If writer Lauren Yee has a "thing" that describes her plays, it's dark comedies set against authoritarian backgrounds. Her excellent Cambodian Rock Band featured a man literally playing for time against a bouncy, humorous leader in the Cambodian genocide. The Great Leap Forward sent a US basketball team to China and ended at Tiananmen Square. And now she take on Russia after the fall of the Berlin Wall and the dissolution of Soviet Russia and the triumph of capitalism. And its a wild ride.

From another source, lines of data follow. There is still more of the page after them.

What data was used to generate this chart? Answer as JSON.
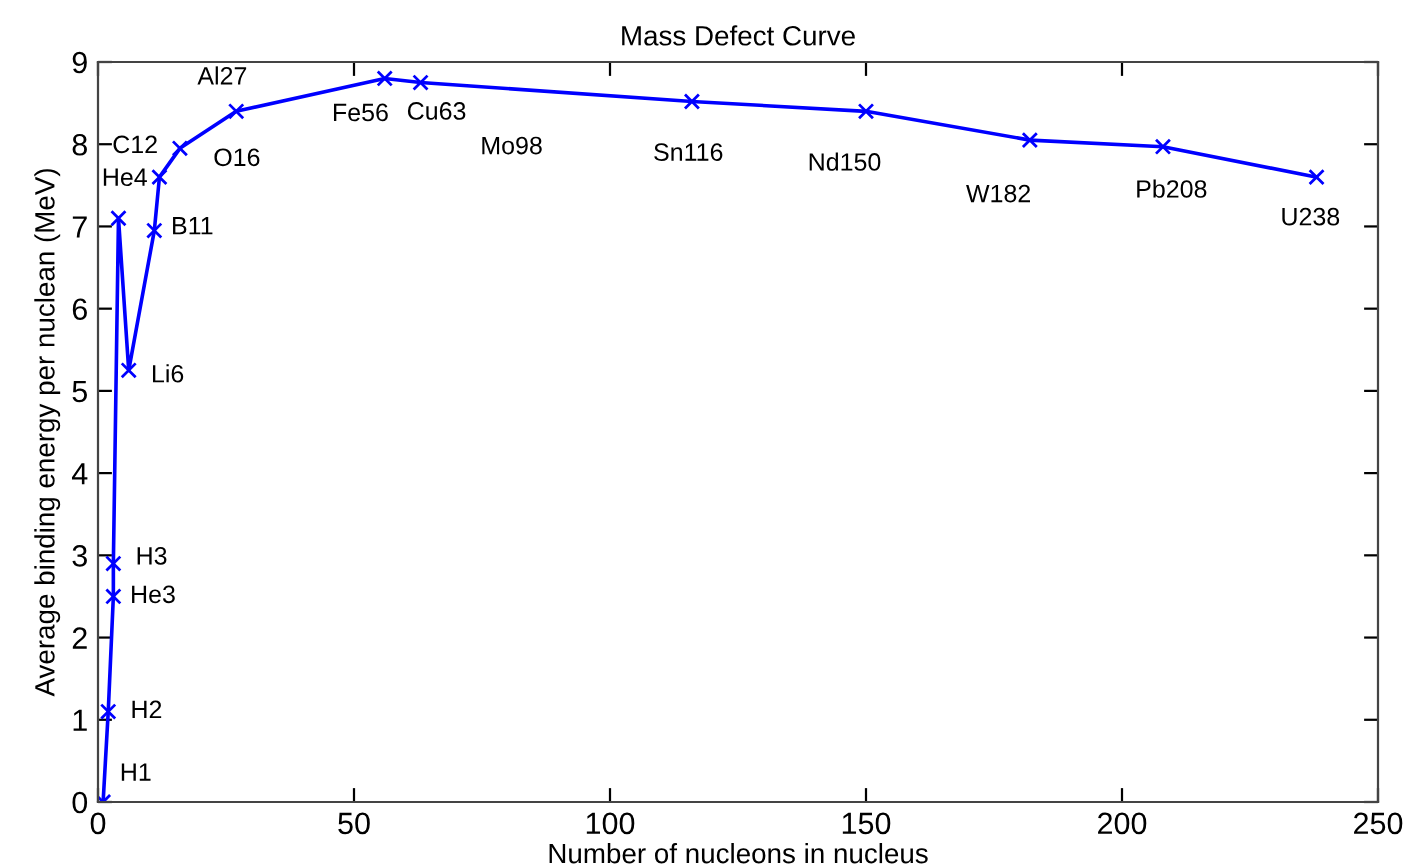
{
  "chart_data": {
    "type": "line",
    "title": "Mass Defect Curve",
    "xlabel": "Number of nucleons in nucleus",
    "ylabel": "Average binding energy per nuclean (MeV)",
    "x": [
      1,
      2,
      3,
      3,
      4,
      6,
      11,
      12,
      16,
      27,
      56,
      63,
      116,
      150,
      182,
      208,
      238
    ],
    "series": [
      {
        "color": "#0000ff",
        "values": [
          0,
          1.1,
          2.5,
          2.9,
          7.1,
          5.25,
          6.95,
          7.6,
          7.95,
          8.4,
          8.8,
          8.75,
          8.52,
          8.4,
          8.05,
          7.97,
          7.6
        ]
      }
    ],
    "marker": "cross",
    "line_style": "solid",
    "grid": false,
    "legend": false,
    "xlim": [
      0,
      250
    ],
    "xticks": [
      0,
      50,
      100,
      150,
      200,
      250
    ],
    "ylim": [
      0,
      9
    ],
    "yticks": [
      0,
      1,
      2,
      3,
      4,
      5,
      6,
      7,
      8,
      9
    ],
    "annotations": [
      {
        "text": "H1",
        "x": 1,
        "y": 0
      },
      {
        "text": "H2",
        "x": 2,
        "y": 1.1
      },
      {
        "text": "H3",
        "x": 3,
        "y": 2.9
      },
      {
        "text": "He3",
        "x": 3,
        "y": 2.5
      },
      {
        "text": "He4",
        "x": 4,
        "y": 7.1
      },
      {
        "text": "Li6",
        "x": 6,
        "y": 5.25
      },
      {
        "text": "B11",
        "x": 11,
        "y": 6.95
      },
      {
        "text": "C12",
        "x": 12,
        "y": 7.6
      },
      {
        "text": "O16",
        "x": 16,
        "y": 7.95
      },
      {
        "text": "Al27",
        "x": 27,
        "y": 8.4
      },
      {
        "text": "Fe56",
        "x": 56,
        "y": 8.8
      },
      {
        "text": "Cu63",
        "x": 63,
        "y": 8.75
      },
      {
        "text": "Mo98",
        "x": 98,
        "y": 8.6
      },
      {
        "text": "Sn116",
        "x": 116,
        "y": 8.52
      },
      {
        "text": "Nd150",
        "x": 150,
        "y": 8.4
      },
      {
        "text": "W182",
        "x": 182,
        "y": 8.05
      },
      {
        "text": "Pb208",
        "x": 208,
        "y": 7.97
      },
      {
        "text": "U238",
        "x": 238,
        "y": 7.6
      }
    ]
  }
}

So, we're in St Petersburg in the early 90s, and we have three people for whom the great move to capitalism has not worked out so well. Billy Finn is Evgeny, a unemployed milquetoast who lurks in the shadow of his father, a former KGB bigwig. He's hired by an old school chum Dmitri (Jesse Calixto), who has used the new freedom to open a small, failing business, and has pivoted it into a front for a freelance domestic espionage operation. Their target is Katya M (Andi Alhadeff),a former rebel rocker who was big in the secret listening parties during the bad old times, and left for America. She couldn't compete with Whitney Houston, and no one wanted songs about the gulags when the gulags were supposedly closed down, so she came back. They are all lost in this brave new world of MacDonald's filet-o-fish sandwiches, adidas swooshes, and Folger's instant coffee. Freedom of choice means little to them when they themselves are not chosen.
And punctuating all of this is the always-appealing Rep semi-regular Julia Briskman, who wanders onto the stage between scenes as the babushka-wearing old woman. She's the embodiment of old Russia herself, though she never comes out an admits it. She plies the audience with donuts to get them on her side, complains about how everything is different now, and describes the former leaders of the USSR as old lovers who come to woo her yet always disappoint her.
And the set-up feels comfortable and little frothy, and you think you know what's coming, and you're right and you're also wrong. Yee throws in some delightful curveballs in the plot, and all the characters are both smart and incredibly stupid at the same time. Billy Finn is timid, trying to strike out on his own, and get his father's love and respect while dealing with his own inner cowardice. Jesse Calixto evokes Jackie Gleason with his wide-eyed reactions and own cluelessness of his weakness. Both men were originally planning on moving up to the big leagues of the old regime in the ranks of the KBG, and are now lost in the wake of the Soviet Collapse. Andi Alhadeff carves her own path as Katya, with her own arc and goals which the others both miss.
Now, in Mississippi Moon I loved the music, but recognized its existence as a cover to the motions of a rotating set design. Julia Briskman's Russian Mom does the same thing here with monologues and complaints, but the rotating set design here actually works, going from inside the shop to outside to a bus interior to outside Evgeny's father's door neatly. In this case there is precious little downtime and without breaking the flow. The fact that Briskman is wonderful just adds to it.
And, like Yee's other works, there is a lot of bright spots and human nature against the authoritarian background, and while there are the horrors of the past and perils of an uncertain future, the performance sparkle against it. Some of it feels like a SNL skit from the same period, making fun of Russian interpretations of American styles, yet it peels away easily to reveal the vulnerabilities of three people who have been conditioned to hide their true selves by their government. And it is a bit uncomfortable at a time when our own authoritarians are seeking to remake the world in their image, so some of the laughter feels like whistling past the graveyard.
I'm going to mark this one as a hit, and am delighted that the Rep is pushing its own World Premieres. More of this, please.